|Commodity Distribution, A Practical Guide for Field Staff (United Nations High Commission for Refugee, 1997, 77 p.)|
|III. HOW TO CHOOSE AND SET UP A SYSTEM|
Two basic questions which will help you to choose a system are: how much responsibility is it appropriate to give to the refugees themselves? How much resources do you have available to set up and run the system? (refer to Fig A). Resources include time, space, experienced staff as well as financial resources.
In case of food distribution the modalities of distribution as well as the reporting requirements will be set out in a tripartite agreement between UNHCR, WFP and the implementing partner.
a. Commodities are moved to the distribution point on the morning of the distribution.
b. The group representatives are called one by one to collect the commodities. The distribution agency uses its own staff to call up the group representatives using lists previously prepared.
c. Each group representative will come forward with a pre-arranged number of porters from the group. She/he will sign to acknowledge receipt of the quantity of the commodity. The distribution agency will have divided the commodities into separate piles by type and will have appointed adequate staff based on the quantity of the commodities. The staff will be responsible for handing over these commodities to the porters. The amount of commodities handed over is calculated as (ration/person/day) × (no. of people in the group) × (no. of days)
d. The representative and the porters will leave the distribution site and carry the commodities to a place nearby where the group's population is waiting for them. There, the group representative will use the name list of beneficiaries and will call them one by one to collect their share.
(Make sure that the self-distribution is carried out at a place to which you have access and where it can be monitored.)
If the group is a very large one, the representative will further share the commodities received among smaller groups.
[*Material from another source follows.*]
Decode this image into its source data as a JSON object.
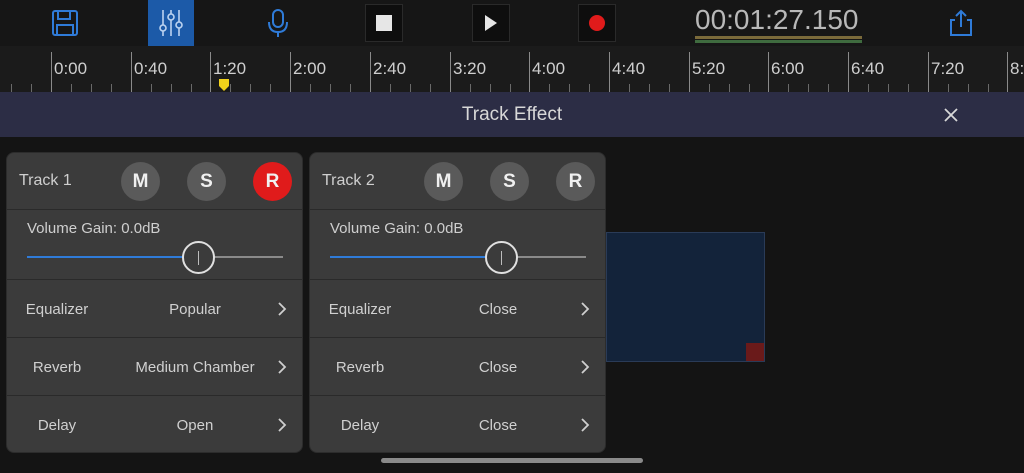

The final stage will be the distribution to individual families.
For sharing, the representatives will use their own scoops or utensils taken from their cooking sets.
e. The distributing agency should have monitors who will circulate among the groups.
Security is an important consideration for this method of distribution.
Security problems are more likely to occur in the afternoon, when people are getting tired of waiting and are afraid that commodities will run out before their turn comes. Try to distribute quickly, with no long delays.
Crowd control staff should be a mix of beneficiary representatives and agency staff, preferably those able to speak the refugee language. Where possible staff should not be paid in kind (remember commodities could be scarce at the early stage of the emergency).
Another element, important for crowd control, is to make sure that the commodities are unloaded in a place away from the crowd of beneficiaries. An area of minimum 50 × 50 m is required. The waiting beneficiaries should be at least 20 m from the bulk of commodities.
The area should have boundaries. If there is not time or resources enough to build fences then stones, ropes etc. should be used to delimit the area. Crowd control staff should surround the area and be close to the stock of commodities.
How to implement for dispersed populations in towns, villages
The country is sub-divided into regions based on existing administrative boundaries. A needs assessment is made for each of these areas. These assessments result in the establishment of food and non-food items targets for each area.
Together with the local authorities in each area, establish categories of individuals prioritised in regard to their need for assistance. Categories include sick, elderly, handicapped and others.
The commodities are transported to a central warehouse in the region by UNHCR (or WFP in the case of food) where they are handed over to the local authorities. When the total amount available for that month is known, a distribution plan is worked out jointly between UNHCR and the authorities. Information on the quantity of commodities to be distributed is made available to the beneficiaries.
Commodities are transported by the local authorities from the regional warehouse to distribution points in towns and villages from which the beneficiaries collect their rations.